Data & Privacy · Panama
Data protection & privacy laws in Panama (2026)
Panama shaded by its data & privacy status
Panama enacted a comprehensive, GDPR-inspired personal data protection law — Law No. 81 of 2019 — which entered into force on 29 March 2021 alongside its implementing regulation, Executive Decree 285 of 2021. The law establishes broad data-subject rights, controller obligations, cross-border transfer rules, and assigns enforcement authority to ANTAI. As of 2025–2026, ANTAI has formally transitioned from an educational outreach phase toward active compliance auditing and sanctions enforcement.
Key points
Law No. 81 of 26 March 2019, supplemented by Executive Decree No. 285 of 28 May 2021, is Panama's primary data protection statute. It covers personal data processed by both public and private entities and is modelled on GDPR-style principles including purpose limitation, proportionality, and loyalty.
ANTAI (Autoridad Nacional de Transparencia y Acceso a la Información), through its Directorate of Personal Data Protection, is the sole competent supervisory authority. It investigates complaints, conducts ex-officio audits including on-site inspections, issues guidance, approves contractual clauses, and imposes administrative sanctions.
Data subjects hold rights of Access, Rectification, Cancellation, Opposition, and Portability. Data controllers must satisfy requests within 10 business days. Constitutional protections also underpin the right of access to personal data held in public and private registries.
Upon becoming aware of a security breach, data controllers must notify ANTAI and all affected data subjects within 72 hours. Decree 285 also authorises ANTAI to require a Data Protection Impact Assessment (DPIA) when processing activities carry elevated risk or use novel technology.

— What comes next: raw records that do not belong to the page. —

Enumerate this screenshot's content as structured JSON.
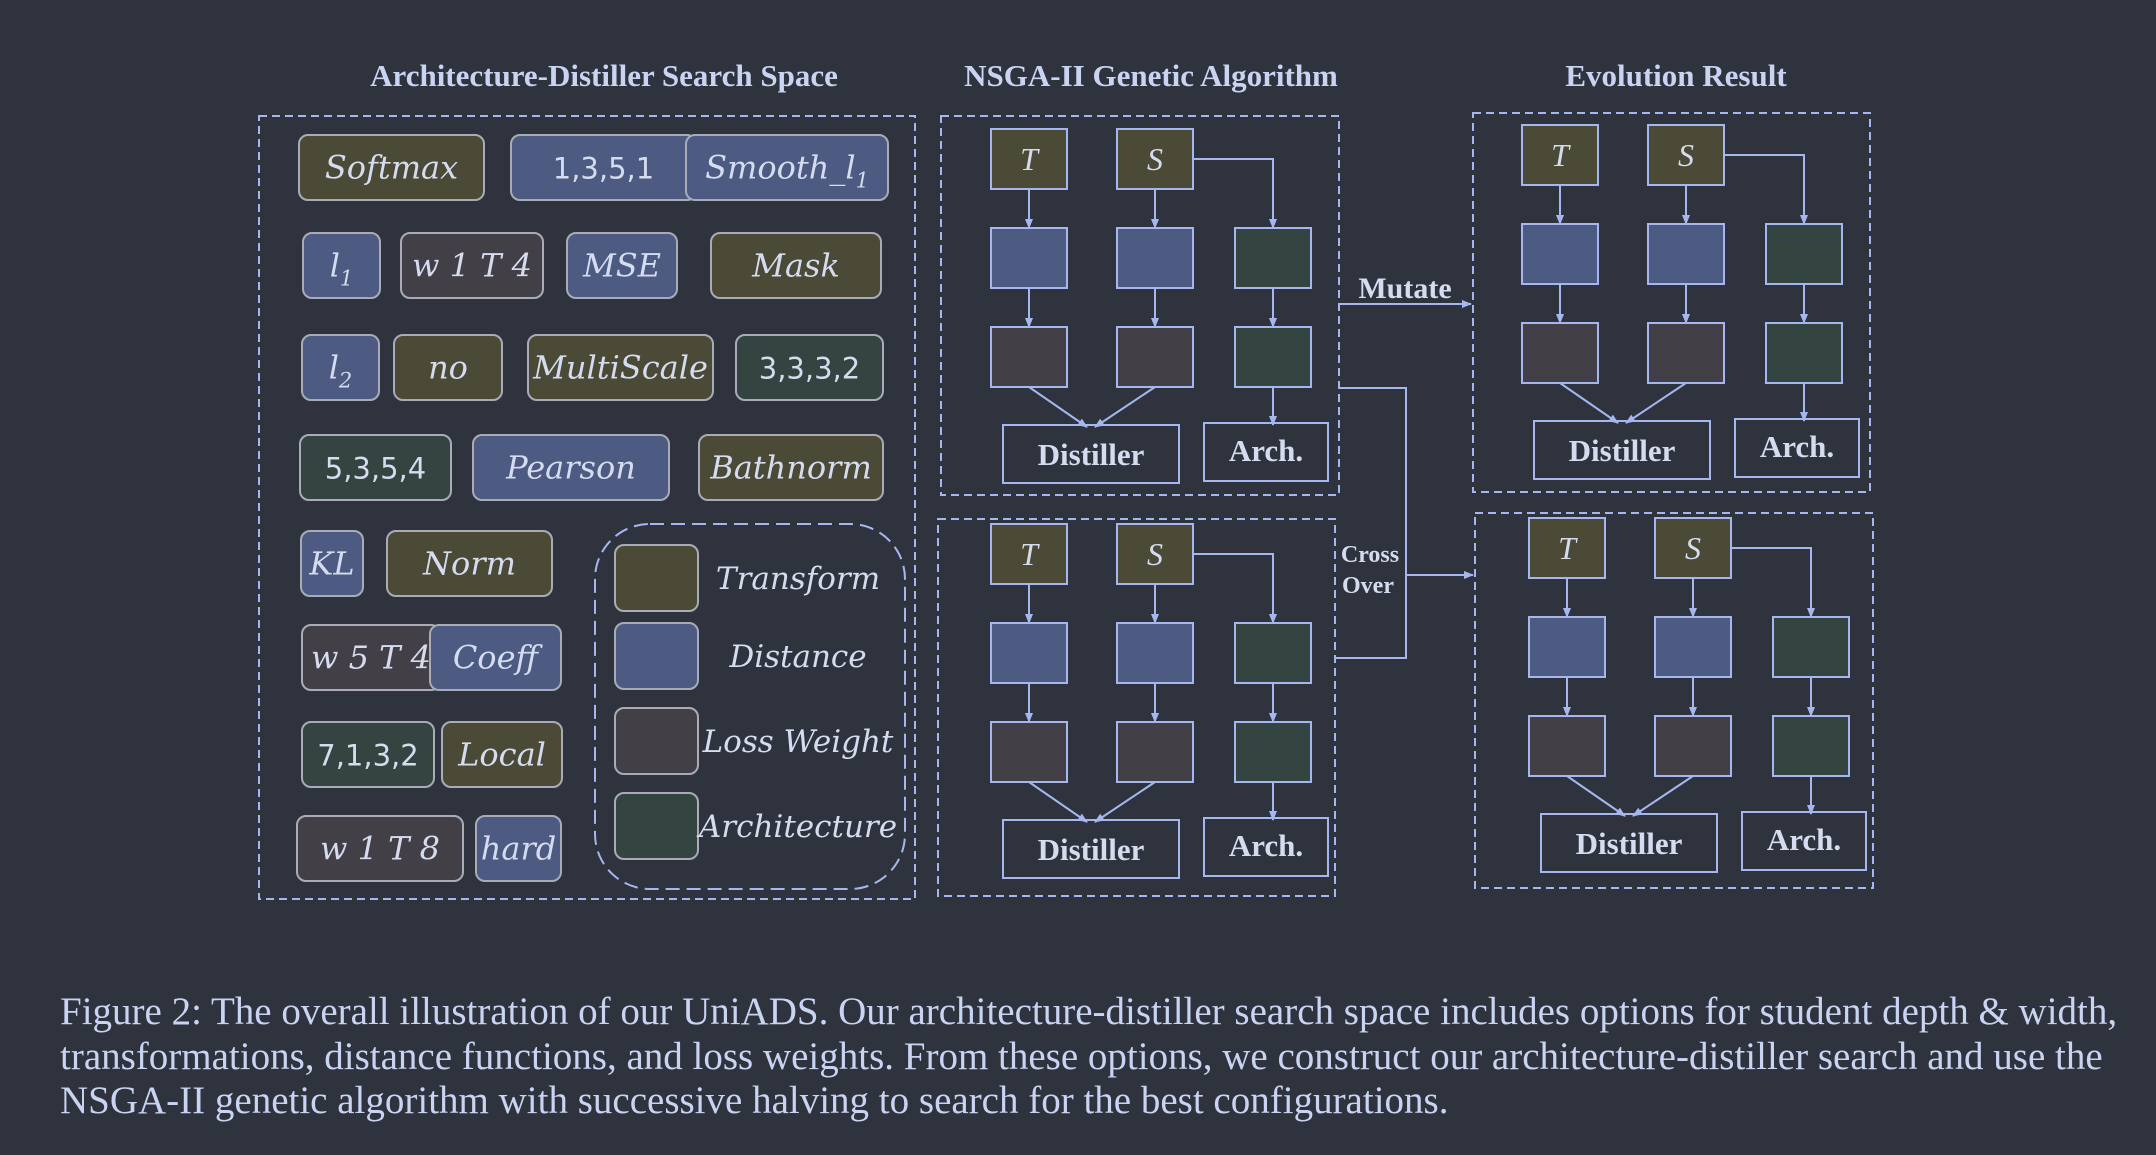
{
  "colors": {
    "background": "#2f333e",
    "transform": "#4a4a36",
    "distance": "#4d5a82",
    "loss_weight": "#433f47",
    "architecture": "#344441",
    "line": "#a6b7ef",
    "text": "#c9d3f2"
  },
  "titles": {
    "search_space": "Architecture-Distiller Search Space",
    "genetic": "NSGA-II Genetic Algorithm",
    "evolution": "Evolution Result"
  },
  "search_space": {
    "chips": [
      {
        "text": "Softmax",
        "kind": "transform"
      },
      {
        "text": "1,3,5,1",
        "kind": "distance"
      },
      {
        "text": "Smooth_l",
        "sub": "1",
        "kind": "distance"
      },
      {
        "text": "l",
        "sub": "1",
        "kind": "distance"
      },
      {
        "text": "w 1 T 4",
        "kind": "loss_weight"
      },
      {
        "text": "MSE",
        "kind": "distance"
      },
      {
        "text": "Mask",
        "kind": "transform"
      },
      {
        "text": "l",
        "sub": "2",
        "kind": "distance"
      },
      {
        "text": "no",
        "kind": "transform"
      },
      {
        "text": "MultiScale",
        "kind": "transform"
      },
      {
        "text": "3,3,3,2",
        "kind": "architecture"
      },
      {
        "text": "5,3,5,4",
        "kind": "architecture"
      },
      {
        "text": "Pearson",
        "kind": "distance"
      },
      {
        "text": "Bathnorm",
        "kind": "transform"
      },
      {
        "text": "KL",
        "kind": "distance"
      },
      {
        "text": "Norm",
        "kind": "transform"
      },
      {
        "text": "w 5 T 4",
        "kind": "loss_weight"
      },
      {
        "text": "Coeff",
        "kind": "distance"
      },
      {
        "text": "7,1,3,2",
        "kind": "architecture"
      },
      {
        "text": "Local",
        "kind": "transform"
      },
      {
        "text": "w 1 T 8",
        "kind": "loss_weight"
      },
      {
        "text": "hard",
        "kind": "distance"
      }
    ],
    "legend": [
      {
        "label": "Transform",
        "kind": "transform"
      },
      {
        "label": "Distance",
        "kind": "distance"
      },
      {
        "label": "Loss Weight",
        "kind": "loss_weight"
      },
      {
        "label": "Architecture",
        "kind": "architecture"
      }
    ]
  },
  "node_labels": {
    "teacher": "T",
    "student": "S",
    "distiller": "Distiller",
    "arch": "Arch."
  },
  "edges": {
    "mutate": "Mutate",
    "crossover_1": "Cross",
    "crossover_2": "Over"
  },
  "caption": "Figure 2: The overall illustration of our UniADS. Our architecture-distiller search space includes options for student depth & width, transformations, distance functions, and loss weights. From these options, we construct our architecture-distiller search and use the NSGA-II genetic algorithm with successive halving to search for the best configurations."
}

International transfers are permitted where the destination country offers equivalent or higher protection, or where adequate guarantees exist — such as ANTAI-validated standard contractual clauses, binding corporate rules approved by ANTAI, or other mechanisms recognised by the authority.
Sanctions range from USD 1,000–10,000 for grave infractions to permanent suspension of operations for very grave violations. In October 2025, the inaugural meeting of the Data Protection Council signalled a formal shift toward rigorous enforcement and active sanctioning after an initial education-focused implementation phase.